Al-Turki emphasized that these new agreements build upon previous privatization deals, including the development of container terminals at Jeddah Islamic Port and King Abdulaziz Port in Dammam, with investments exceeding SAR 16 billion. The Authority has also signed agreements to develop 20 logistics zones across the country, backed by over SAR 10 billion in investments.

He added that the latest contracts reflect the significant transformation and strategic evolution of Saudi Arabia’s ports, contributing to improved international performance indicators and reinforcing the Kingdom’s role as a key player in the global maritime industry.

Minister of Transport and Logistics Services and Chairman of Mawani, Eng. Saleh Al-Jasser, noted that the growing flow of private-sector investment demonstrates the attractiveness of Saudi ports and the logistics sector.
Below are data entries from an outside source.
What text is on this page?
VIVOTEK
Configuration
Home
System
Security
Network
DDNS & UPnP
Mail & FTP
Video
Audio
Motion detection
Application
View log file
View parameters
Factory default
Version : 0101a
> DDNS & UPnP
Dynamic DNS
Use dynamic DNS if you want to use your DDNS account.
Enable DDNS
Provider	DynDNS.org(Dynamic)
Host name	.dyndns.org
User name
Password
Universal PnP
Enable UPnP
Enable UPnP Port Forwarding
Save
He highlighted recent advancements in operational efficiency and maritime connectivity, supported by major global and national companies.

Al-Jasser affirmed that the Kingdom’s transport ecosystem will continue expanding its partnerships with the private sector across all regions and domains, with the new contracts marking the continuation of strategic collaborations with leading global and local port operators.

Under the newly signed contracts, the Saudi Global Ports Company will develop, manage, and operate multi-purpose terminals at east coast ports, including King Abdulaziz Port in Dammam, Jubail Commercial Port, King Fahd Industrial Port in Jubail, and Ras Al Khair Port.

Meanwhile, Red Sea Gateway Terminal will handle similar operations on the west coast, covering Jeddah Islamic Port, Yanbu Commercial Port, King Fahd Industrial Port in Yanbu, and Jazan Port.

At King Fahd Industrial Port in Yanbu, the agreements include modernizing cargo handling with state-of-the-art STS and RTG cranes, reach stackers, trucks, and trailers, aimed at reducing truck turnaround times, vessel berthing durations, and boosting overall efficiency.